Pronti, partenza, via. Partono tutti come se fosse uno sprint, compresi quelli che dovrebbero andarci tranquilli. Per evitare di cadere non mi metto a sgomitare, così mi trovo ingorgato davanti al sottopassaggio della grossa strada che passa nella valle. Subito dopo segue una sterrata con dei boccioni grossi così, dove qualcuno (quelli che avrebbero dovuto andarci tranquilli) pianta dei voli notevoli. Da lì in poi è tutto su singletrack, salita compresa. Difficile superare, Andrea è davanti a me e devo raggiungerlo, così chiedo spazio ai gentili israeliani che mi fanno passare incitandomi, una volta vista la maglia.

Alla fine della salita ho ripreso Andrea, e davanti a noi ci sono una manciata di coppie. Raggiungiamo le nostre 2-3 dirette concorrenti, e ci lanciamo in un trenino su singletracks spettacolari, costruiti appositamente per i biker. Siamo sull’altopiano di ieri, e la visuale è incredibile, con i monti più alti della Giordania innevati.

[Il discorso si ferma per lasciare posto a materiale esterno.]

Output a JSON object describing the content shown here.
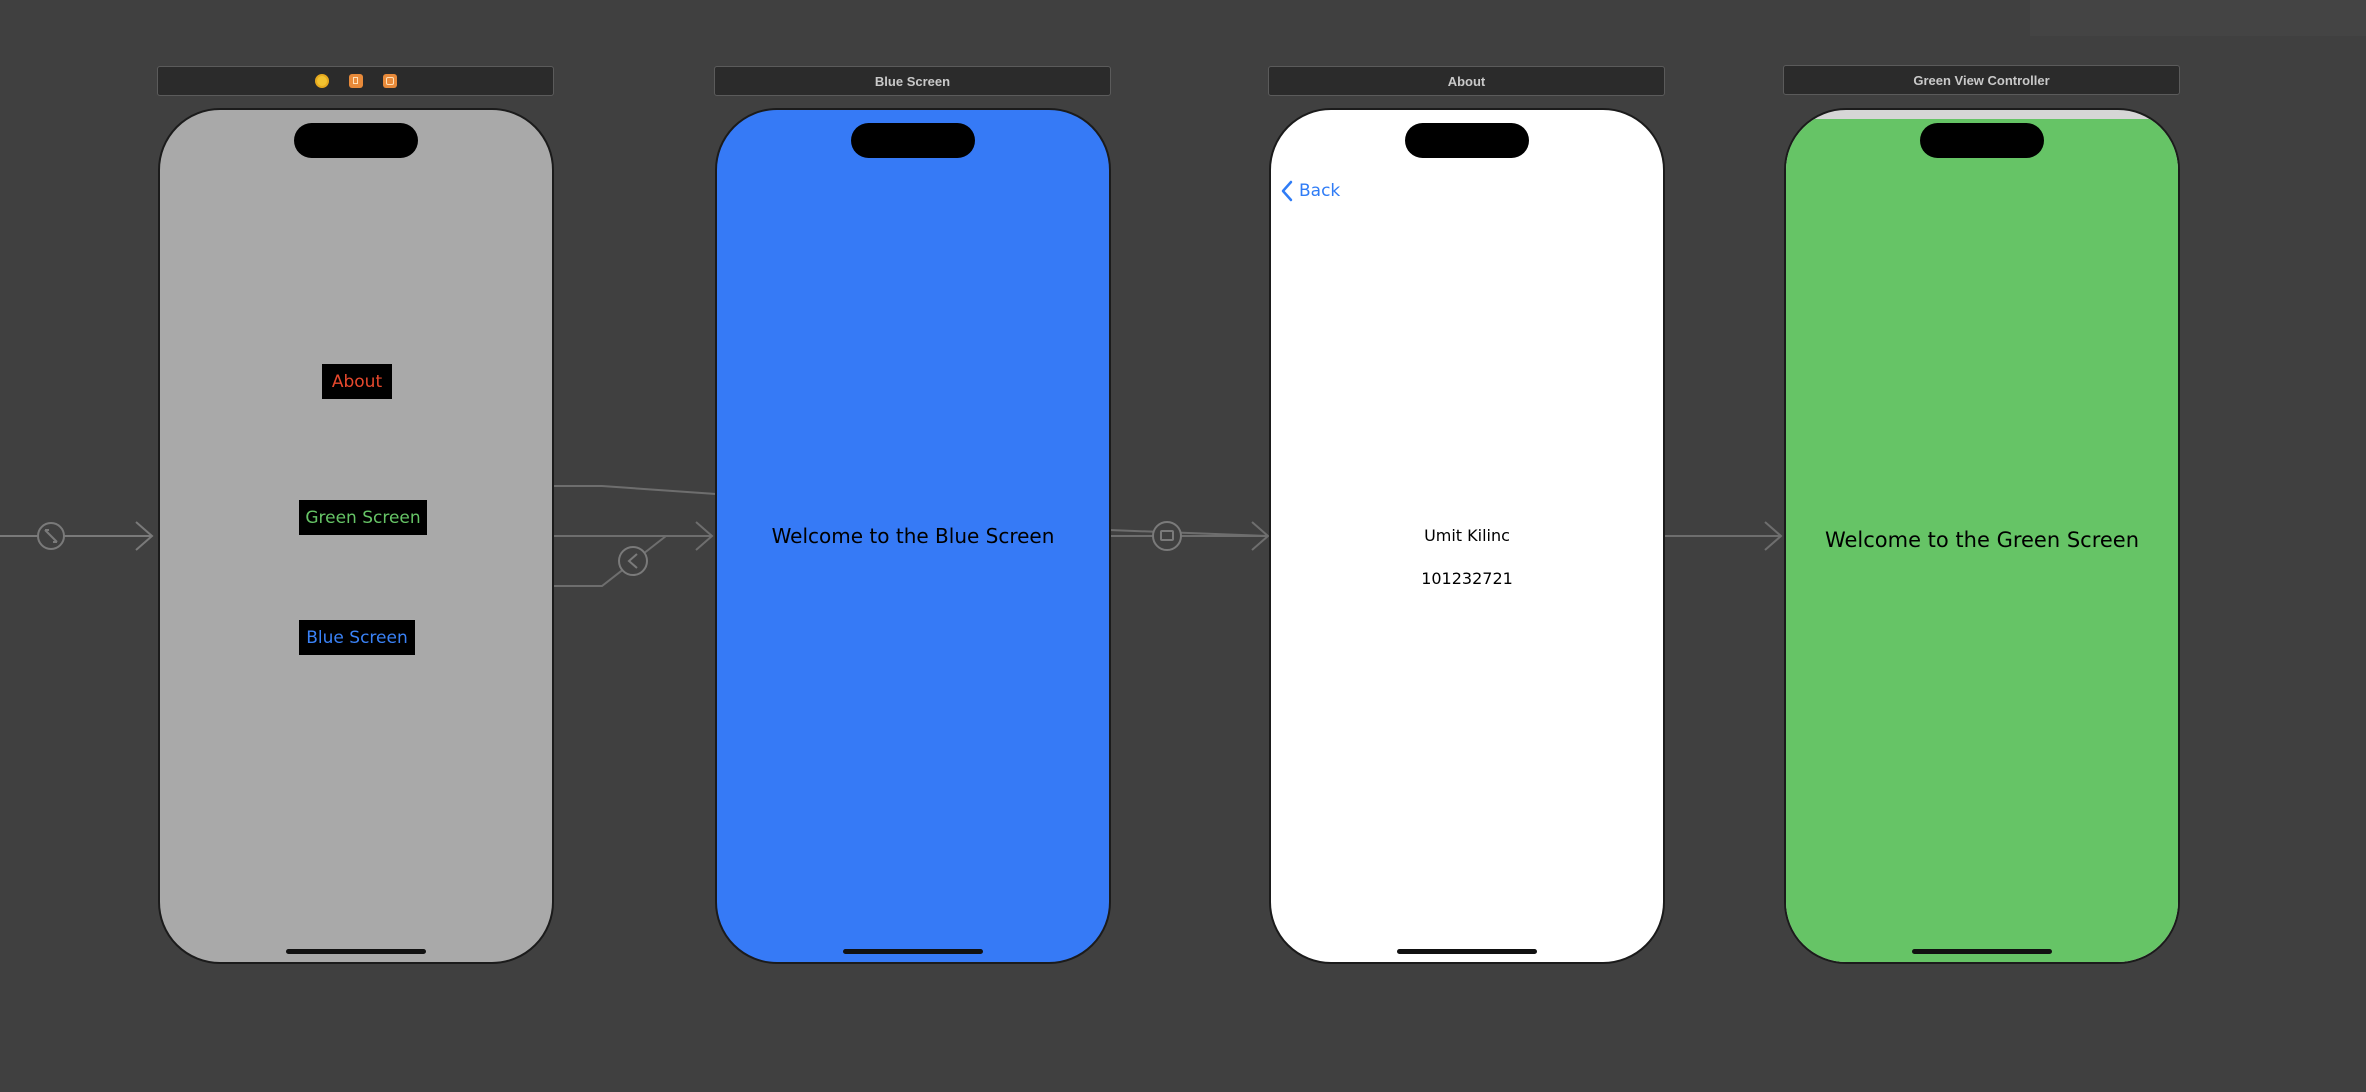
{
  "colors": {
    "canvas": "#404040",
    "initial_screen_bg": "#a9a9a9",
    "blue_screen_bg": "#367af6",
    "about_screen_bg": "#ffffff",
    "green_screen_bg": "#66c466",
    "about_button_text": "#e8492d",
    "green_button_text": "#66c466",
    "blue_button_text": "#3a82f7",
    "back_link": "#2f7cf6"
  },
  "scenes": {
    "initial": {
      "header_icons": [
        "view-controller-icon",
        "first-responder-icon",
        "exit-icon"
      ],
      "buttons": {
        "about": "About",
        "green": "Green Screen",
        "blue": "Blue Screen"
      }
    },
    "blue": {
      "title": "Blue Screen",
      "label": "Welcome to the Blue Screen"
    },
    "about": {
      "title": "About",
      "back_label": "Back",
      "name": "Umit Kilinc",
      "student_id": "101232721"
    },
    "green": {
      "title": "Green View Controller",
      "label": "Welcome to the Green Screen"
    }
  },
  "segue_icons": [
    "entry-point-icon",
    "back-segue-icon",
    "modal-segue-icon"
  ]
}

C’è poco tempo di guardarsi intorno, i ritmo è piuttosto infernale e, ahimè, si tratta di un percorso con poche salite e grandi pianori da fare in scia. Esattamente quello che non sono capace di fare. Al primo ristoro mi trovo staccato di circa un centinaio di metri, con Andrea che prova a fare da tappo per farmi rientrare, ma non ce n’è. Arriva un tratto in controvento e, da solo, non ce la faccio.

La discesa, per tornare in valle, è di quelle che non percorrerei mai di mia spontanea volontà: una carrereccia scassata e ripida, piena di sassi smossi e buche. Con la mia front, un piacere unico. Andrea mi aspetta a metà, da lì in poi proseguiamo insieme in quella che sarà la mia croce: 35km di sterrato pieno di buche e a tratti sabbioso, che sparisce all’orizzonte. Siamo completamente soli, non si vede nessuno né davanti né dietro. Il mio morale é sotto le scarpe, si solleva un po’ solamente al ristoro, dove mi sollazzo con dell’acqua fresca. Il sole è uscito subito dopo la partenza e, malgrado le temperature, si suda.

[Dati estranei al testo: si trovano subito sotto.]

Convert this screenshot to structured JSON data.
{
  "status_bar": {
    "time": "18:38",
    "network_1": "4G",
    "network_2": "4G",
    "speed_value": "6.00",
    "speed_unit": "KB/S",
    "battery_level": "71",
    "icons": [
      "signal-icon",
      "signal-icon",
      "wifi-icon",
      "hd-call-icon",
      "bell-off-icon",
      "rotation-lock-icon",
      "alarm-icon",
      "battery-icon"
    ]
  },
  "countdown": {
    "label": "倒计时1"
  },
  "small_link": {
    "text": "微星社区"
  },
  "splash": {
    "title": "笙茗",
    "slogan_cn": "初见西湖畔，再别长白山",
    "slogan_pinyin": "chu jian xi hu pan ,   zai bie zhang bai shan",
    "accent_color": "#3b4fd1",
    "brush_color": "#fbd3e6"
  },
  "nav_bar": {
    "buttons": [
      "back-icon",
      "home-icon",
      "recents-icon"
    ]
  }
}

Insomma, brasato e con il culo rotto mi trascino fino all’ingresso di un altro bel singletrack, ormai il traguardo è vicino e sento già l’odore di lenticchie. In fondo non siamo andati così male, ci abbiamo messo 4 ore, quello che ci eravamo prefissati, ma mi sono accorto che su sti piattoni infiniti soffro molto, mentre Andrea va come un treno sulla Ostia-Napoli.

Stasera ci diranno i risultati, ma domani non saremo più in “maglia verde”. Ci attendono altri 62 km e 800 metri di dislivello.  State sintonizzati!